Business continuity is the ability of a business to continue to operate in the face of disaster. All functional departments within a company are involved in business continuity. Facilities management needs to be able to provide alternative buildings for workers. Manufacturing needs to develop ways of shifting work to outsourcers, partners, or other factories to make up for lost capacity. Planning and execution of a business continuity plan is an executive-level function that takes into account all aspects of business operations.
Information technology plays a key role in maintaining operations when disaster strikes. For most modern companies to function properly, communications must be restored quickly. Phone systems and e-mail are especially important, because they are primary communications media and usually are brought online first. After that, different systems are restored, depending on the needs of the business.
Protecting data and the access to it is a primary component of business continuity strategies. Restoring systems whose data has been destroyed is useless. What is the point of restoring the financial system if all the financial data has disappeared?
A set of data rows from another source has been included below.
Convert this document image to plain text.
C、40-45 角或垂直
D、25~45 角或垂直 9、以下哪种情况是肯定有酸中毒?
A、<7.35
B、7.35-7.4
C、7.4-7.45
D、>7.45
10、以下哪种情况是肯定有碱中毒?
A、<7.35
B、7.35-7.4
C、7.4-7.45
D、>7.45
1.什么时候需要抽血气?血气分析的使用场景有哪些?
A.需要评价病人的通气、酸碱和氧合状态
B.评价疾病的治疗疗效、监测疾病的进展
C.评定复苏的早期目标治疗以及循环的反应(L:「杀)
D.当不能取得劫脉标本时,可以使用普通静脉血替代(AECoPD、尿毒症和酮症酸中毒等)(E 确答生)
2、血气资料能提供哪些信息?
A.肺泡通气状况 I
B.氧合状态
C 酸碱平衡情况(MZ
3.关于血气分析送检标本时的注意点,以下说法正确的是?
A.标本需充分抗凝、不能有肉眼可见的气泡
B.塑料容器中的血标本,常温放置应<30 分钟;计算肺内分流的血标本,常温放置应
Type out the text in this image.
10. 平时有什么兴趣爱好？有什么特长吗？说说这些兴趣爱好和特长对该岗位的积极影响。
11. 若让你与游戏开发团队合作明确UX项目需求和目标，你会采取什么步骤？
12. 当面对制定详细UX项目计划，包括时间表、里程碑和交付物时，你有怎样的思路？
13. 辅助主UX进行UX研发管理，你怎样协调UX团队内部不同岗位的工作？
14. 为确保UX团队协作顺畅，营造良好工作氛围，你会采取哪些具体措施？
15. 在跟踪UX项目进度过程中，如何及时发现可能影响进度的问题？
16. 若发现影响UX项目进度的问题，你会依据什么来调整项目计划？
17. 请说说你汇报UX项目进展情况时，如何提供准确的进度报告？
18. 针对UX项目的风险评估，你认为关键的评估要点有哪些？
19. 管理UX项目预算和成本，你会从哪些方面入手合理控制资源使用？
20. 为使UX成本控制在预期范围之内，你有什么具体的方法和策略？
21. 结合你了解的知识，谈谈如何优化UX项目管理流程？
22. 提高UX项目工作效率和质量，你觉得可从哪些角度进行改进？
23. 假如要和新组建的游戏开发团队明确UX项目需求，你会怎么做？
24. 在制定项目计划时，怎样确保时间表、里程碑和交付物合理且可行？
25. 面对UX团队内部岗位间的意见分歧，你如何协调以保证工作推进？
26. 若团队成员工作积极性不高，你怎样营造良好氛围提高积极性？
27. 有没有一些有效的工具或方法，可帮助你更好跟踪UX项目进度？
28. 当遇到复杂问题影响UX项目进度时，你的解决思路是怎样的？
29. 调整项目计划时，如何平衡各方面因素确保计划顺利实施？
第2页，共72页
IT, like other departments, needs to ensure that the data entrusted to it survives. In many cases, it is less important that the hardware systems themselves survive, so long as critical data does. If the data is still intact, new hardware can be purchased, applications reloaded, and operations restored. It might be a slow process, and there will be financial ramifications, but at least the business will eventually return to normalcy. Without the data, that will never happen.
THE CHANGING FACE OF DATA PROTECTION
In the past, data protection meant tape backups. Some online protection could be
obtained by using RAID (which is explained in Chapter 2) to keep data intact and
available in the event of a hard drive failure. Most system administrators relied on
copying data to tape and then moving some of those tapes offsite. This is still the
most common form of data protection, but only part of a whole suite of techniques
available for safeguarding data.
Remote Data Movement and Copy
It was natural to extend the paradigm of duplicating important data on another
disk (RAID) to duplicating it to another storage system, perhaps located in a different
place. In this process, called remote copy, exact copies of individual blocks
of data are made to a remote system. This system might be right next door or hundreds
of miles away. Remote copy allows a second storage system to act as a hot
backup or to be placed out of harms way and available for the disaster-recovery
site to use. At present, remote-copy systems tend to be expensive. The telecommunications
needed to support them present the IT manager with a high recurring
expense. The costs involved with remote copy have tended to relegate its use to
high-end applications and very large companies.